Baltimore Ecosystem Study Institute of Ecosystem Studies

2010 BES Annual Meeting Presentation and Poster Abstracts



 
Urban Streams: The four dimensions of an ecological stream continuum
 
Belt, Kenneth
Co-Authors: Sujay Kaushal

 
Abstract: Urbanization is rapidly increasing in many areas of the world, and has greatly changed hydrologic connectivity at the landscape scale. Moreover, the extent of these areas continues to increase to the point where a new conceptual approach to urban stream ecology is needed. An "urban stream continuum" framework that goes beyond the "effects" on aquatic ecosystems and beyond a focus on the "urban stream syndrome" approach must first adopt a perspective that the urban landscape actually extends headwater streams in a pervasive three-dimensional incision of the urban landscape. These "new" upland streams, as well as their associated hyporheic and parafluvial compartments, are engineered streams with hydro-ecological functions in important ways, and have important implications for downstream ecological systems. By considering these complex systems worthy of study in their own right, we will be better prepared to put urban hydrology into a context that allows for greater eco-hydrological synthesis as well as the cascading effects on more traditional downstream continuums.
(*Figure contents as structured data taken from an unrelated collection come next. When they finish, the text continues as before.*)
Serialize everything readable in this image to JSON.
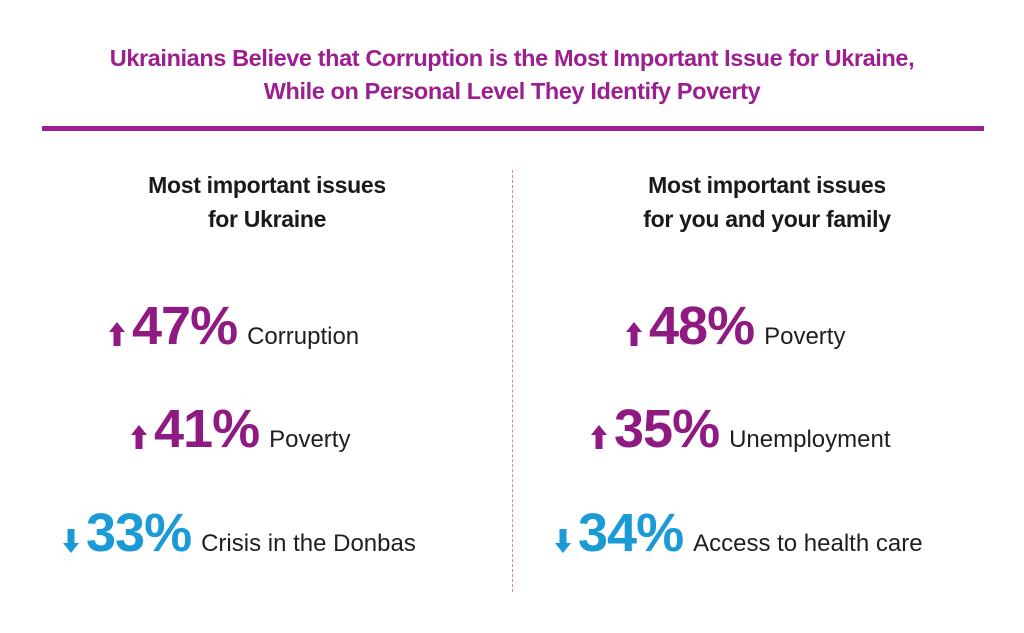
{
  "title_line1": "Ukrainians Believe that Corruption is the Most Important Issue for Ukraine,",
  "title_line2": "While on Personal Level They Identify Poverty",
  "colors": {
    "brand": "#9b1f8e",
    "up": "#8e1a82",
    "down": "#1a9ad6",
    "text": "#1f1f1f"
  },
  "chart_data": [
    {
      "type": "table",
      "title_line1": "Most important issues",
      "title_line2": "for Ukraine",
      "rows": [
        {
          "value": "47%",
          "label": "Corruption",
          "trend": "up"
        },
        {
          "value": "41%",
          "label": "Poverty",
          "trend": "up"
        },
        {
          "value": "33%",
          "label": "Crisis in the Donbas",
          "trend": "down"
        }
      ]
    },
    {
      "type": "table",
      "title_line1": "Most important issues",
      "title_line2": "for you and your family",
      "rows": [
        {
          "value": "48%",
          "label": "Poverty",
          "trend": "up"
        },
        {
          "value": "35%",
          "label": "Unemployment",
          "trend": "up"
        },
        {
          "value": "34%",
          "label": "Access to health care",
          "trend": "down"
        }
      ]
    }
  ]
}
Importantly, this perspective also promises to set the stage for a truer integration of the "land-water" interface concept with ecologically based modeling and management efforts, improving the potential for the remediation of detrimental behaviors and infrastructure on downstream systems. We will discuss upstream-downstream patterns in stream data from Baltimore that support this idea of an ultra connected aquatic-terrestrial interface and how urban headwater effects can reach far downstream, likely with more intensely in the future as population densities increase and civil infrastructure ages.